下あごに力が入らないように気を付けましょう。
え(e)
「あ」の口をもう少し横に広げたのが「え」の口の形です。
「あ」の時より上下が少し狭くなりますが、口の中は広く使いましょう。
い(i)
「え」からさらに口を横に広げます。
両頬を上げて、口が平べったくならないようにするのがポイントです。
お(o)
口をとがらせて発音しますが、「う」より口の形はやや大きくなります。
5つある母音の中で、「お」が最も口の奥で響くことを感じてください。
う(u)
「お」の口をさらに縦にすぼめます。
だけど、口を閉じすぎると声が出づらくなるので、指1本入るくらいには広げましょう。
口の中をひらく
前述したように、歌う時に大きく広げたいのは口の入り口ではなく口の中です。
共鳴腔を広くするために、まずは共鳴空の位置を確認しましょう。
あくびをしたとき、口の奥の上の方が持ち上がるのがわかりますか?
ここは「軟口蓋」といって、軟口蓋の周辺は共鳴腔のひとつです。
この部分が動くようになったら、発声が楽になります。
あくびをする(またはしたフリをする)と、感覚的に口の奥が広がる感じがつかめるはず。
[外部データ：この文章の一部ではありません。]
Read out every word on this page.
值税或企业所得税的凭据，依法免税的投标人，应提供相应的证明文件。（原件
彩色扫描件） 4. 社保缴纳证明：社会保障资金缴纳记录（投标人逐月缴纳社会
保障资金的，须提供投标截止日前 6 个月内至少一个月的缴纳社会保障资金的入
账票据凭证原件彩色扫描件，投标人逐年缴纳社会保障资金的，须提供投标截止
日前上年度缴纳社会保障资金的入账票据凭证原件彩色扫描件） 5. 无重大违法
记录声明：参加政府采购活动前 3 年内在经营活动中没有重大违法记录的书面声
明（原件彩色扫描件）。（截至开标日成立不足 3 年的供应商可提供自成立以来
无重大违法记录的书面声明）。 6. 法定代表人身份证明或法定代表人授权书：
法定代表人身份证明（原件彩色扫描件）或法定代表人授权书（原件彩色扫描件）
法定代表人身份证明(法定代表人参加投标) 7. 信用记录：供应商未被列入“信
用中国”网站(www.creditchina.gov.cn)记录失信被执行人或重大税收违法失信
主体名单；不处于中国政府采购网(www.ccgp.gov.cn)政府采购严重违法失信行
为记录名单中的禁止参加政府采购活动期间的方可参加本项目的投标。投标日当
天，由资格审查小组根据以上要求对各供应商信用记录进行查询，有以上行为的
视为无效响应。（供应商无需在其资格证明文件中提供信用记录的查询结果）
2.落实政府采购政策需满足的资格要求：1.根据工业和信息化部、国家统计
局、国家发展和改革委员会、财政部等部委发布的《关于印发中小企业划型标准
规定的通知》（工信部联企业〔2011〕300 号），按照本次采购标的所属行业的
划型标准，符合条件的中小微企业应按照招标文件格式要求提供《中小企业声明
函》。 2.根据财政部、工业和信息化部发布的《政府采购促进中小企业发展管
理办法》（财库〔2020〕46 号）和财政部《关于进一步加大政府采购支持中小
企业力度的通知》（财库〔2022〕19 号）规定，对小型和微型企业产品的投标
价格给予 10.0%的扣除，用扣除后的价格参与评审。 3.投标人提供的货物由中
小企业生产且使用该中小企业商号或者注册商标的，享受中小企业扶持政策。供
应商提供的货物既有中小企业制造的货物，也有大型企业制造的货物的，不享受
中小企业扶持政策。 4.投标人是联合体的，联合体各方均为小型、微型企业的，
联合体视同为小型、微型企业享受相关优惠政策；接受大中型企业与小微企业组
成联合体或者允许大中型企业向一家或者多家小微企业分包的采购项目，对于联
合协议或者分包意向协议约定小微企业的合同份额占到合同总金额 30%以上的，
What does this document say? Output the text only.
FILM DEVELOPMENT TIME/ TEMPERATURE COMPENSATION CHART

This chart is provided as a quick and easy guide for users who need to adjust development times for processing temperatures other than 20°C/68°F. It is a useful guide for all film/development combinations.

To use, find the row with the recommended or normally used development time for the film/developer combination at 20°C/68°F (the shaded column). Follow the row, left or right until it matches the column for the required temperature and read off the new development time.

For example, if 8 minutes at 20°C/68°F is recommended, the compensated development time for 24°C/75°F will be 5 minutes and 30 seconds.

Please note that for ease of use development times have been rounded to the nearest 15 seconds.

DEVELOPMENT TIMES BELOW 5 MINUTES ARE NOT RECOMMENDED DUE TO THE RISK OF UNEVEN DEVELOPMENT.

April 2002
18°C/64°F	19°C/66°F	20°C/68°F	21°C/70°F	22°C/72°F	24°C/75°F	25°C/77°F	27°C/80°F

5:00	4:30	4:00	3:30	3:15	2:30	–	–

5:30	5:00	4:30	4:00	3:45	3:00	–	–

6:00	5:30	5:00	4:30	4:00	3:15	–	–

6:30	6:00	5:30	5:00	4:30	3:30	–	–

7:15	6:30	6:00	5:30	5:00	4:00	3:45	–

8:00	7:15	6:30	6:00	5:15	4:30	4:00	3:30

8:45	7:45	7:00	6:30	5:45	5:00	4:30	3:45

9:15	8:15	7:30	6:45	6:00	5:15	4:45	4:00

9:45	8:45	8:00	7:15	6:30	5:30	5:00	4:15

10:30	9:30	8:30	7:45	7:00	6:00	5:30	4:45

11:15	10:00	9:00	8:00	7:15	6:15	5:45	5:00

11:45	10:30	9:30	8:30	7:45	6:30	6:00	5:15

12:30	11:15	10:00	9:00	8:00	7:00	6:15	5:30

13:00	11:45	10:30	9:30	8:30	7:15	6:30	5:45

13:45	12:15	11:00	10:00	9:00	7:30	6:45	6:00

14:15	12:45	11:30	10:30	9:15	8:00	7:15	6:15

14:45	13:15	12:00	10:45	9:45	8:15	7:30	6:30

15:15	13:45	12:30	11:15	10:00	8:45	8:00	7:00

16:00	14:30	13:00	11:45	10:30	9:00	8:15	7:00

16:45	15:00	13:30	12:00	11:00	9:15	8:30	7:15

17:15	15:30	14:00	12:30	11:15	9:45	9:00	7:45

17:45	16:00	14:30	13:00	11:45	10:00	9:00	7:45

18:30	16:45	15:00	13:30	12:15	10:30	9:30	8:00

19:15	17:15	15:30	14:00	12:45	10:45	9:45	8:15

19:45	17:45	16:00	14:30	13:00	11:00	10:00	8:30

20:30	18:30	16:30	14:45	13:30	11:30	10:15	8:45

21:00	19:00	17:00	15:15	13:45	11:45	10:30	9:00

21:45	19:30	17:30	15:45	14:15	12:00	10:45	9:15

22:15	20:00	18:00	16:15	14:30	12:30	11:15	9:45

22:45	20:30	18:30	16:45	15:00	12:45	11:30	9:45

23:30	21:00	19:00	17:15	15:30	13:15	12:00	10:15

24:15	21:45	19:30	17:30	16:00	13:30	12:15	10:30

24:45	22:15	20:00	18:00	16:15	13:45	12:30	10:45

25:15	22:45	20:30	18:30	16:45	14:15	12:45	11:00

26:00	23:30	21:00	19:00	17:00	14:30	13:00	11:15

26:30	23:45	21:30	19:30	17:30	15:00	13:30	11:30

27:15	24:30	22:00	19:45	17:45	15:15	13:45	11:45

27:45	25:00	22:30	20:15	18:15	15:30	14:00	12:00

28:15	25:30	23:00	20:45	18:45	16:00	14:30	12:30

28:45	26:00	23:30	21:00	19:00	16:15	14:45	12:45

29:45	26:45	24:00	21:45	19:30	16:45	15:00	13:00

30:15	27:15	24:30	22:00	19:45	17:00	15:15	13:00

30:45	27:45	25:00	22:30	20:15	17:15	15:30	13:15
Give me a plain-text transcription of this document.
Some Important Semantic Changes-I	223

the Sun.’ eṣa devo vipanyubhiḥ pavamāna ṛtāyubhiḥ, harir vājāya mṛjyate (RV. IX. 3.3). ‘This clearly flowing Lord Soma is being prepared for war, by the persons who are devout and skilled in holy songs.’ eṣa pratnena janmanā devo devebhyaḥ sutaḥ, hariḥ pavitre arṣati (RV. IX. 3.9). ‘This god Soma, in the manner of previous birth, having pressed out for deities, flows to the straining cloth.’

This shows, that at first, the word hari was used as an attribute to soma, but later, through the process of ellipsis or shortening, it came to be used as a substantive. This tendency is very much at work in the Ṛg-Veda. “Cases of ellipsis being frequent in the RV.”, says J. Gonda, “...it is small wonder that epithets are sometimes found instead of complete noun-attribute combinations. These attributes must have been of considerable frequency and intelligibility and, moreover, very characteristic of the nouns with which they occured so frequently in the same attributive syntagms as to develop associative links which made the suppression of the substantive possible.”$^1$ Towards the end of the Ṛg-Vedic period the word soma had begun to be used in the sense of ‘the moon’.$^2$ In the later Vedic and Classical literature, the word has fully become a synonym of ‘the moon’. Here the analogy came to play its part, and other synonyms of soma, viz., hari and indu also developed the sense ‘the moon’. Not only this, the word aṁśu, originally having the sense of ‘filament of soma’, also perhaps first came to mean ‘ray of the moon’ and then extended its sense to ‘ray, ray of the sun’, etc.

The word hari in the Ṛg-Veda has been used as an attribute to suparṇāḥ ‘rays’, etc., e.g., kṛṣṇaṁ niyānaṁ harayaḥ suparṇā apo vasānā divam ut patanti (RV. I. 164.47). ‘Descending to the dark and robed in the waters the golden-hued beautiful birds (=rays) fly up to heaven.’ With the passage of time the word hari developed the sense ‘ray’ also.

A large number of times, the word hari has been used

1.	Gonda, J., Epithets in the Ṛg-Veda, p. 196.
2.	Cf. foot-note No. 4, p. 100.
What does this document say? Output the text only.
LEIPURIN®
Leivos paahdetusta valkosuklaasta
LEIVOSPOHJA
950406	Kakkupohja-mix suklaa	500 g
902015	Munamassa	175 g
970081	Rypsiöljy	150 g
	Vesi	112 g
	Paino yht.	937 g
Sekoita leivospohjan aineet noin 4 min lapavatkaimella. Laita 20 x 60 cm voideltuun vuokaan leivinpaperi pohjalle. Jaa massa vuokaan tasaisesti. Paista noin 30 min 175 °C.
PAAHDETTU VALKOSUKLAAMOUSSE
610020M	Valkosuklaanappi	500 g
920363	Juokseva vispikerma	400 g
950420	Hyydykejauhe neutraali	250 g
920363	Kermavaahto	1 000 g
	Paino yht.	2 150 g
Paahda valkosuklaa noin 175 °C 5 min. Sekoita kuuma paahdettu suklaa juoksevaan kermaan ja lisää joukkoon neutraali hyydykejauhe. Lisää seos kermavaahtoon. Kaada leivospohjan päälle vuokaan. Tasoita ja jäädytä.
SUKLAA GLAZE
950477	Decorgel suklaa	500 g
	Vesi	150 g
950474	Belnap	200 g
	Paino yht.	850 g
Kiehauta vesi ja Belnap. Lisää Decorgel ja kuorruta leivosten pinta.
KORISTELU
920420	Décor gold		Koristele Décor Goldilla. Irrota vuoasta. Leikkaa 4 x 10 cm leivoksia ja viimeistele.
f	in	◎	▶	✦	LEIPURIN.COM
また、下あごに力が入ると口の中で声が響かなくなってしまうので、高音などで口を大きく開けたい時は口角や頬を上げるようにしましょう。
あごを下げるよりも、上の歯を見せるように口角を上げるのがポイント。
唇の端を耳に近づけるようなイメージです。
うまくできない人は、両手で頬を持ち上げてみると感覚がつかみやすくなります。